June 20, 2025
Day 19- Optimizing ECG Model Training Through Data Validation and System Debugging
What I Learned
Today at my internship, I made steady progress on our ECG diagnostic AI project, focusing primarily on model development and debugging. The morning began with a review of the datasets we had prepared earlier in the week. I carefully verified that the preprocessed input files were correctly aligned with their diagnostic labels and ensured that the time-series and spectrogram data matched the expected format for model training.Once the data integrity checks were complete, I turned my attention to building and refining one of our convolutional neural network architectures. This included adjusting the layers to better fit the dimensionality of our ECG signals and experimenting with different activation functions and optimizers to improve performance. I also added validation callbacks to monitor the model’s accuracy and loss during training, which will help us detect overfitting and guide future adjustments. Later in the day, I encountered a few runtime issues while loading large batches of .npy files from Google Drive, which caused delays and resource strain. To resolve this, I explored more efficient loading strategies, including batching and caching, and documented the changes for the team to review. These optimizations will significantly speed up training cycles in future experiments.
Blockers
No Blockers
Reflection
Today’s work at my internship was a reminder of how much patience and precision AI development truly requires. I spent most of the day working on our ECG diagnostic model — not just building the architecture, but making sure the foundation we’re training it on is solid. That started with checking the integrity of our datasets. I went through the time-series and spectrogram data to make sure everything matched the expected structure and was correctly aligned with the diagnostic labels. It wasn’t glamorous work, but it was necessary. Without this step, even the best model wouldn’t perform well. Once I confirmed the data looked good, I shifted to refining our CNN architecture.
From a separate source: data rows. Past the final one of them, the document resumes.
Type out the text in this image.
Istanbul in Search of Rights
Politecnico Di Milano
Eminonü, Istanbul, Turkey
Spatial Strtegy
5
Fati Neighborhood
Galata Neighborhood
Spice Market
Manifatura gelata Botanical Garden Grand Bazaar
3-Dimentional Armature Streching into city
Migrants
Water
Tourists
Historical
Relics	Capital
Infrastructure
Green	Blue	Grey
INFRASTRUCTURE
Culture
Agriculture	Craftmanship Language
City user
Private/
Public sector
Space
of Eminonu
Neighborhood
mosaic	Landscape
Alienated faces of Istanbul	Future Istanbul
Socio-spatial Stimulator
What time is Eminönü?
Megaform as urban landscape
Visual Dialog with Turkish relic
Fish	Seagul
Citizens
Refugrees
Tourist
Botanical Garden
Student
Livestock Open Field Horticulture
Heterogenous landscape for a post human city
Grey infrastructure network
This part was more creative. I adjusted the layers, tweaked the activation functions, and experimented with optimizers to see what combination would give us the best results. I also added validation callbacks so we could track how well the model performs during training — not just on training data but on unseen samples, which is where it really counts. The biggest challenge came when I tried loading large batches of .npy files from Google Drive. It slowed everything down and even caused a few crashes. That forced me to dig into batching strategies and caching solutions to reduce the strain. It wasn’t a quick fix, but I’m glad I tackled it — the system runs more efficiently now, and I’ve documented the improvements so we can keep building on them.